So ... You're a Fundraiser!
4. Intentionality: Visualize yourself succeeding. Visualize your appeal letter making $30,000 or a sum that’s significant for your organization. Visualize yourself writing that winning grant. Visualize people opening your e-newsletter and donating $1,000 on the spot.
5. The edge: Work on getting better and better. But what does that look like? Is it trying a new area of fundraising? Working on social-media communications instead of direct-mail campaigns? Working on planned giving instead of capital campaigns? Working on grants instead of database management? Whatever it is, there are so many fields of fundraising out there that it’s impossible to ever be a master of them all. But that’s the fun part, right? You never have to worry about running out of things to learn! And the more you learn and practice, the more valuable you are to any employer.

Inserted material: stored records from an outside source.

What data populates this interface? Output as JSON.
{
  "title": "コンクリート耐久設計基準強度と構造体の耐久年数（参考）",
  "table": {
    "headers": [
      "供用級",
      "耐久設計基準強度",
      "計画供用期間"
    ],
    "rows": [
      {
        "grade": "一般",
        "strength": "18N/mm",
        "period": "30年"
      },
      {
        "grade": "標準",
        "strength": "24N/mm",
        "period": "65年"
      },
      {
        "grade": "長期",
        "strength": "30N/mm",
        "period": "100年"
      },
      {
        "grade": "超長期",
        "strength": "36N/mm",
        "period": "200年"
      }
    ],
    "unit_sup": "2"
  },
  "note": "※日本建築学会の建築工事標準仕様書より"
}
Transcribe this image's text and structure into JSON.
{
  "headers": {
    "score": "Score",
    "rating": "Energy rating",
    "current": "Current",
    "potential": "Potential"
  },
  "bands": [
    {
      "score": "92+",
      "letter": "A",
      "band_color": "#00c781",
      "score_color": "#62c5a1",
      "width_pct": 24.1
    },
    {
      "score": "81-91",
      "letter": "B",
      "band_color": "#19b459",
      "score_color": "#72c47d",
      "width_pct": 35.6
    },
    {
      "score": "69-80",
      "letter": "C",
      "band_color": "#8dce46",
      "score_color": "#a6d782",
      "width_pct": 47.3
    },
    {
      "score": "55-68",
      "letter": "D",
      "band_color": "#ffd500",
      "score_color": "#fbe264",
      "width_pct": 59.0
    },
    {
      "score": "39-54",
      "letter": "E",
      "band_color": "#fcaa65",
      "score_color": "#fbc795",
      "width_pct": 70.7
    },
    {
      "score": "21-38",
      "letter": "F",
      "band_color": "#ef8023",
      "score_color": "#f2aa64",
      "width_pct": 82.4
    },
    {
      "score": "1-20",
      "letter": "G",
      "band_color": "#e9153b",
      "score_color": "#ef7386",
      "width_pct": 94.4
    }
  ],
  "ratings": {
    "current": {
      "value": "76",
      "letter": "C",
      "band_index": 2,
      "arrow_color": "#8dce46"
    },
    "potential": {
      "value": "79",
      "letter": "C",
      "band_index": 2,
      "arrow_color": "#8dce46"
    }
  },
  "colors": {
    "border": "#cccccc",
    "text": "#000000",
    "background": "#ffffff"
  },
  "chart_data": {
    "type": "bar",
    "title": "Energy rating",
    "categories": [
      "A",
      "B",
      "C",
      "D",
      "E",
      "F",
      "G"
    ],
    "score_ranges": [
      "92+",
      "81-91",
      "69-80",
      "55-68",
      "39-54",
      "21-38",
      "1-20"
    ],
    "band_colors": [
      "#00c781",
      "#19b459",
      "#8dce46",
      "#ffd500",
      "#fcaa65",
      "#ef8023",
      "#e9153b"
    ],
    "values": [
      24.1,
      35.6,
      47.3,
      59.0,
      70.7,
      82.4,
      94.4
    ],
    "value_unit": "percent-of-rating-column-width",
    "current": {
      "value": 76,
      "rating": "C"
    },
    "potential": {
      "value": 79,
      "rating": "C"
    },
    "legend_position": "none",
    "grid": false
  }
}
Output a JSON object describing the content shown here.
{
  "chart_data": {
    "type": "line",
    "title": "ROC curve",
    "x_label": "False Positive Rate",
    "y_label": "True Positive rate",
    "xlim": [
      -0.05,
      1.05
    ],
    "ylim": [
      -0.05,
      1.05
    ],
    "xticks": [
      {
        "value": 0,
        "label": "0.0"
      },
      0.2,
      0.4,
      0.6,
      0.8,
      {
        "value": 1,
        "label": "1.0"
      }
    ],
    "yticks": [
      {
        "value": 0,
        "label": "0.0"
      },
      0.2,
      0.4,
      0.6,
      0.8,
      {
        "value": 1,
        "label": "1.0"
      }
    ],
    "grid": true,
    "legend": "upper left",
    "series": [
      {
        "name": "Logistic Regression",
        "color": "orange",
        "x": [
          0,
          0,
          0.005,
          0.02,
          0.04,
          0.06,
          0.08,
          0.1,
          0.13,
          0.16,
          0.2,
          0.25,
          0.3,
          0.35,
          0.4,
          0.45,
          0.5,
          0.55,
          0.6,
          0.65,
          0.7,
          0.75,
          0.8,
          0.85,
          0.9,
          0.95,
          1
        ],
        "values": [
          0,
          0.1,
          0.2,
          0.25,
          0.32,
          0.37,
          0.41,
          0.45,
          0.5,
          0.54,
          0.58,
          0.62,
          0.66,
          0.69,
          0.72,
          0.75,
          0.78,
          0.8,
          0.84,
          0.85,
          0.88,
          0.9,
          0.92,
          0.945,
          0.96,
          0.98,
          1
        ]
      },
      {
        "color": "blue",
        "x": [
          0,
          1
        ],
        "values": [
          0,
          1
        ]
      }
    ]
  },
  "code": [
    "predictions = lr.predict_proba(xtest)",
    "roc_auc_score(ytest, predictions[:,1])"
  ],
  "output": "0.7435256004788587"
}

What are some tools for mastery?
1. Recognize that you are going to resist the changes. You are going to want to slide back into the old ways of doing things. People around you are also going to resist it when you try to do things differently. This is normal and expected. Learning something new about fundraising and then applying it is a lot like starting a new workout routine. It takes time to get into that groove until it’s ingrained in your body and mind. It takes time to persuade everyone to create a culture of philanthropy at your nonprofit.
2. Be willing to negotiate with your resistance. What does that mean? Acknowledge that you’re in resistance. You get out of bed in the morning and know you should go for a run, but you just want to fall back into bed. OK, you don’t feel like going hard today. So go most of the distance, and come back. You don’t have to power through it at full speed.